Jill pushed her toes into slippers and led 202 across the plank floors with only the jangle of her key ring and the clomp of his loafers breaking the eerie silence. She was too tired to formulate a refusal, but already regretted the decision. Her only consolation being there wasn’t much to steal.
The next morning, Saturday, when she returned from picking up Fee from her friend Cass’s, Jill found Borka at the front desk processing a charge slip.
“Did someone check out?” Jill asked.
“Room 202.”
“What? Their reservation was through Sunday.”

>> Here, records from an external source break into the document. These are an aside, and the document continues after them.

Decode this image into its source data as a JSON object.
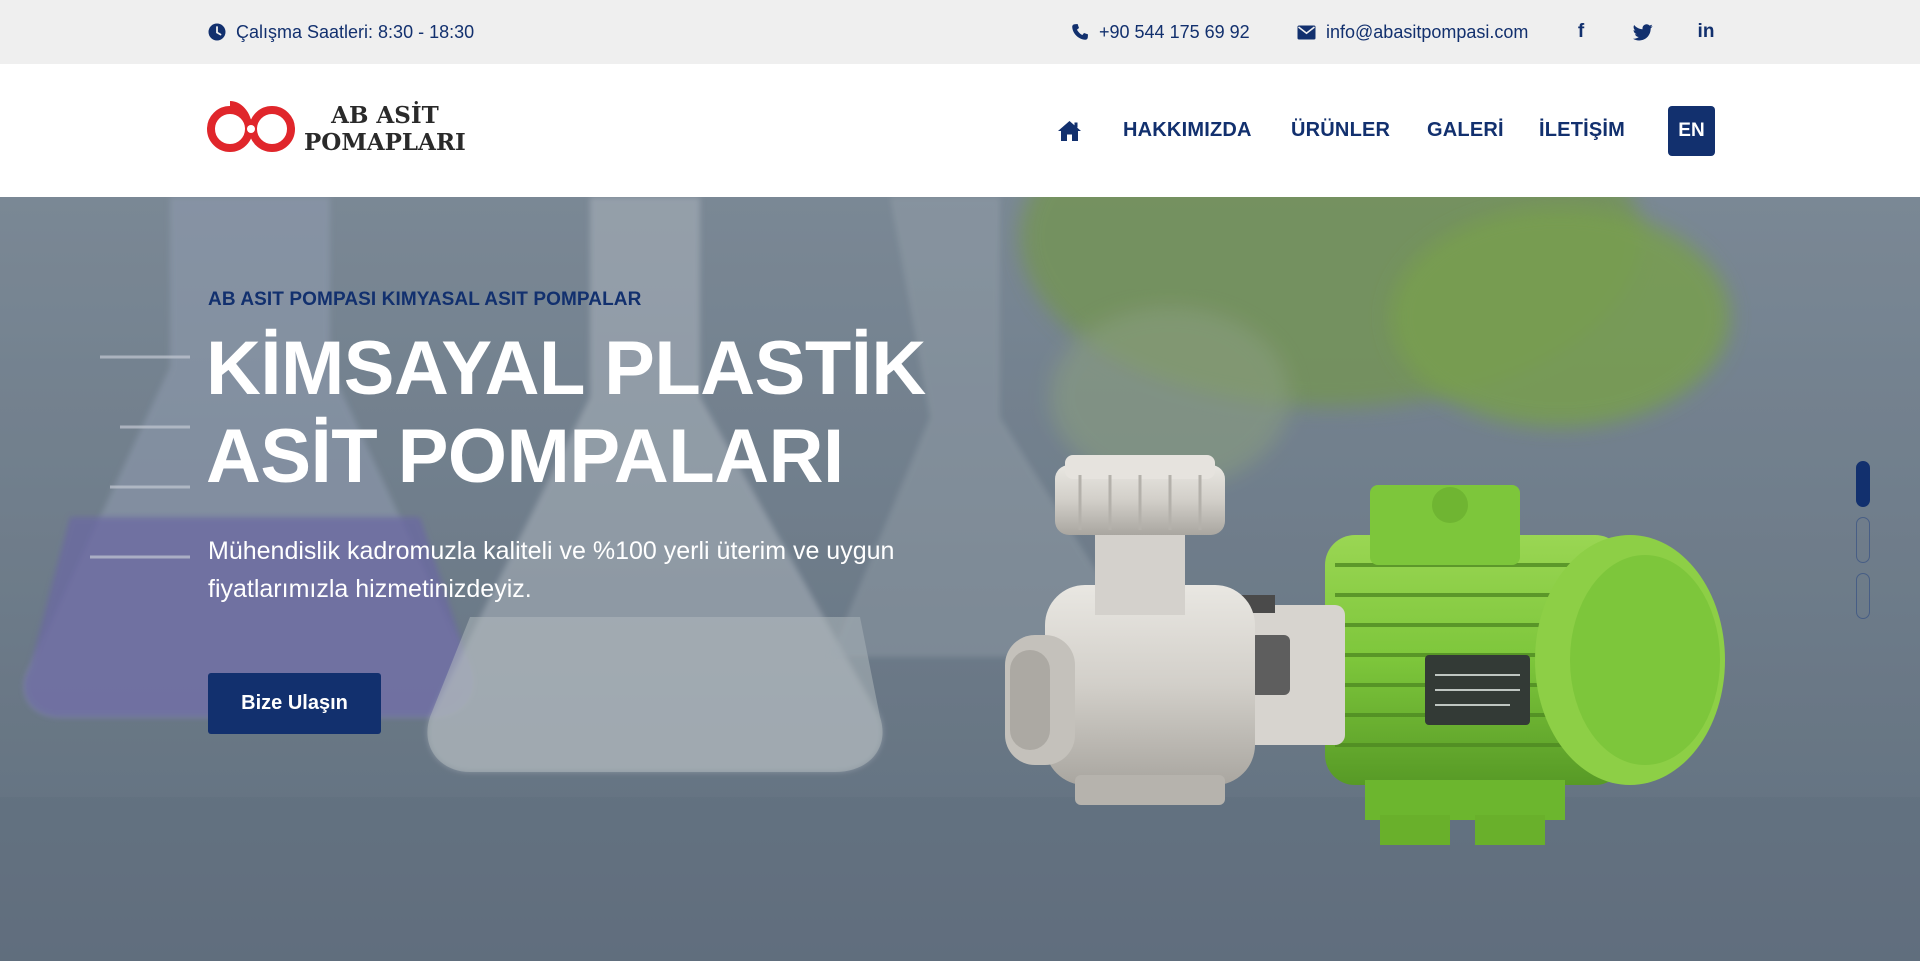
{
  "topbar": {
    "hours": "Çalışma Saatleri: 8:30 - 18:30",
    "phone": "+90 544 175 69 92",
    "email": "info@abasitpompasi.com",
    "social": [
      {
        "icon": "facebook-icon",
        "glyph": "f"
      },
      {
        "icon": "twitter-icon",
        "glyph": "t"
      },
      {
        "icon": "linkedin-icon",
        "glyph": "in"
      }
    ]
  },
  "header": {
    "logo_line1": "AB ASİT",
    "logo_line2": "POMAPLARI",
    "nav": {
      "home_icon": "home-icon",
      "about": "HAKKIMIZDA",
      "products": "ÜRÜNLER",
      "gallery": "GALERİ",
      "contact": "İLETİŞİM"
    },
    "language": "EN"
  },
  "hero": {
    "kicker": "AB ASIT POMPASI KIMYASAL ASIT POMPALAR",
    "title": "KİMSAYAL PLASTİK ASİT POMPALARI",
    "description": "Mühendislik kadromuzla kaliteli ve %100 yerli üterim ve uygun fiyatlarımızla hizmetinizdeyiz.",
    "cta": "Bize Ulaşın",
    "slides_total": 3,
    "slide_active": 1
  },
  "colors": {
    "brand_navy": "#12306e",
    "logo_red": "#e0262b",
    "topbar_bg": "#efefef",
    "pump_green": "#7dc63b"
  }
}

“He asked if he could check out early.” Borka stapled the receipt to a copy of his charges. “You were gone; I couldn’t find your mother, so I just took care of it.”
A rush of blood, fueled by steam and mixed with a dose of piss, went to Jill’s head. She was an idiot. A jumbo-size, Big Gulp of an idiot. There had been something about the guy she hadn’t trusted from the start. She’d known, with a creepy kind of third-eye feeling, that the guy was pretending to be something he wasn’t. She’d probably have a dozen aliases, a Cessna plane, and a small munitions factory by the time the banks opened on Monday.
“He didn’t happen to mention a bracelet, did he?”
“No.”
And there it was: confirmation. She’d been had. “Where’s Jocelyn?” Jill asked.
“I was going to ask you the same thing. Her bed wasn’t slept in.”
Jill closed her eyes and tilted back her head. At this point, she thought to herself, she’d take one of those aliases.